West Virginia leads the USA in opioid overdoses, with a rate more than three times the national average.1 Post-overdose medications for opioid use disorder (MOUD) are protective against future deaths,2 yet are infrequently prescribed.2,3,4

Mental health disorders increase opioid overdose risk.5 Given the substantial burden of psychiatric comorbidities among people who overdose, it is important to understand how both MOUD and treatment for co-occurring mental health conditions change following overdoses.


We obtained West Virginia Medicaid claims data for individuals enrolled under the Affordable Care Act expansion from 2014 to 2016. Opioid overdoses were identified using diagnosis codes for opioid poisoning (965.00-965.02, 965.09, E850.0-E850.2, appropriate T40 codes) as defined by ICD-9/10.6 Office visits (99x) for opioid use disorder (OUD) (304.00-304.03, 305.50-305.53, F11x) and counseling (H0004, H0031, H0036, H0040, H2036, 90791, 90792, 908x) and diagnoses for mental health conditions were determined using ICD-9/10 and the Current Procedural Terminology codes. Prescription drugs were classified using the First Data Bank three-digit hierarchical ingredient code. The sample was restricted to people continuously Medicaid-enrolled for 6 months prior to and 12 months following an overdose. Paired t tests were used to compare individual receipt of services and medications in months 1–3 prior to overdose versus other 3-month segments post-overdose. Unadjusted graphical displays were created to provide more detail on month-level trends. Analyses were conducted using STATA (StataCorp), Version 15. This study was exempted by the Johns Hopkins University Institutional Review Board.
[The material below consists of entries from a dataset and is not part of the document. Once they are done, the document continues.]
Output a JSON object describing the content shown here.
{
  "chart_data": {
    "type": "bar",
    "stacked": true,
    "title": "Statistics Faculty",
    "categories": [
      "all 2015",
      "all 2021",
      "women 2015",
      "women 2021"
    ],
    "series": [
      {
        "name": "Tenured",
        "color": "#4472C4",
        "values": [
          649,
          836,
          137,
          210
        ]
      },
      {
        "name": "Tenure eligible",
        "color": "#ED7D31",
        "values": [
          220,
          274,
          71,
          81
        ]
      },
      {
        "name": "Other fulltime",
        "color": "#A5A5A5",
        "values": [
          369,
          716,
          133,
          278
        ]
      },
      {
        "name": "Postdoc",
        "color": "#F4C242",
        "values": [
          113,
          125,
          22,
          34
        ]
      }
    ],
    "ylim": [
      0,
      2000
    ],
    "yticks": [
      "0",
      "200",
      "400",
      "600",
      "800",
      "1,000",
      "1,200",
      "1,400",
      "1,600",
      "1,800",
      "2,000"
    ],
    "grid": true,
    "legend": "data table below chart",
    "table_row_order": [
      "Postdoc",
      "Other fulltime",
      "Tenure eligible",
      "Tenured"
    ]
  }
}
Our sample included 301 people enrolled in West Virginia Medicaid who had a non-fatal overdose in 2014–2015. The sample was 60% male and 91% non-Hispanic White with mean age of 34.5 years; 54% of people had a diagnosis of depression, anxiety disorder, bipolar disorder, or schizophrenia (not shown).

By 12 months post-overdose, individuals were more likely to receive buprenorphine (4.7% versus 8.3%, P = .02) and less likely to receive opioid analgesics (35.9% versus 23.6%, P < .001), or benzodiazepines (15.9% versus 11.6%, P = .03), compared to the 3 months prior to overdose. They were also less likely to receive mental health counseling (23.3% versus 15.3%, P = < .01). Differences were not significant for OUD office visits and receipt of naltrexone, antidepressants, antipsychotics, antianxiety, or antimania drugs (Table 1).
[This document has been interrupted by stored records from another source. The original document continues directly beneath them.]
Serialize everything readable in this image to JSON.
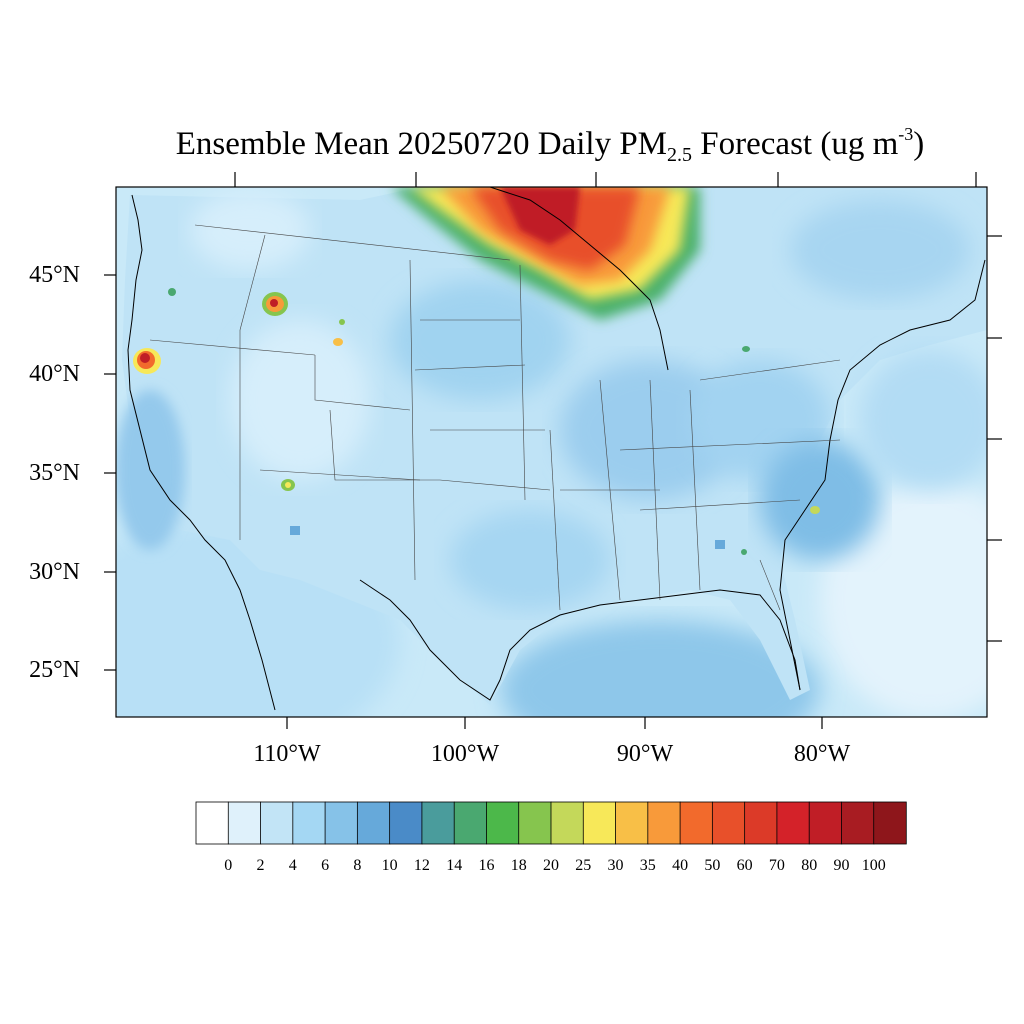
{
  "title": {
    "prefix": "Ensemble Mean 20250720 Daily PM",
    "subscript": "2.5",
    "middle": " Forecast (ug m",
    "superscript": "-3",
    "suffix": ")"
  },
  "lat_labels": [
    "45°N",
    "40°N",
    "35°N",
    "30°N",
    "25°N"
  ],
  "lon_labels": [
    "110°W",
    "100°W",
    "90°W",
    "80°W"
  ],
  "colorbar": {
    "levels": [
      "0",
      "2",
      "4",
      "6",
      "8",
      "10",
      "12",
      "14",
      "16",
      "18",
      "20",
      "25",
      "30",
      "35",
      "40",
      "50",
      "60",
      "70",
      "80",
      "90",
      "100"
    ],
    "colors": [
      "#ffffff",
      "#dff1fb",
      "#c2e4f6",
      "#a4d7f3",
      "#86c2e8",
      "#66a9da",
      "#4a8bc8",
      "#4a9c9c",
      "#4aa870",
      "#4cb84a",
      "#86c54e",
      "#c4d85a",
      "#f7e859",
      "#f8bf47",
      "#f89a3a",
      "#f26a2c",
      "#e8502a",
      "#dc3a28",
      "#d42229",
      "#c01e26",
      "#a81c22",
      "#8e161b"
    ]
  },
  "map_colors": {
    "ocean": "#c8e8f8",
    "land_base": "#a8d8f4",
    "coast": "#000000"
  }
}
Table 1 Services and Medications Pre- and Post-opioid Overdose by Time Segment

As month-level unadjusted analysis shows, OUD office visits spiked in the month of overdose, but then resumed pre-overdose trends (Fig. 1). In the 6 months after a non-fatal overdose, the proportion of people receiving buprenorphine increases by approximately 0.5 percentage points per month, while the proportion of people receiving opioid analgesics decreases by approximately 1.2 percentage points per month. At 12 months post-overdose, 7.3% of people received buprenorphine and 15.3% received opioid analgesics.

Figure 1
figure 1

Monthly receipt of services and medications pre- and post-opioid overdose.


Focusing on the state with the highest overdose rate, we find that use of buprenorphine significantly increased after a non-fatal overdose, but remained very low. Less than 10% of people every month post-overdose received MOUD or mental health counseling, which is below rates reported in other states.2, 3 In our analysis, MOUD only includes buprenorphine and naltrexone because West Virginia Medicaid did not cover methadone. Despite high rates of mental health comorbidities, people saw little to no change in receipt of counseling or medications for OUD or mental health conditions post-overdose.

With less than 10% of people receiving MOUD post-overdose among West Virginia Medicaid enrollees, a non-fatal overdose presents a major, under-utilized opportunity to increase treatment for opioid use disorder. Given the high burden of psychiatric comorbidities and the role of counseling in medication-assisted treatment for opioid use disorder, low rates of and declines in mental health counseling post-overdose also presents an important opportunity to improve treatment for people who experience an opioid overdose. Our study is the first to investigate changes in treatment for psychiatric comorbidities following a non-fatal overdose. Limitations of the study include restriction to those meeting continuous Medicaid eligibility requirements and inability of claims data to capture care not billed. Efforts to reduce risk of complications post-overdose should strive for adequate use of both MOUD and treatments for psychiatric conditions that are highly comorbid with OUD.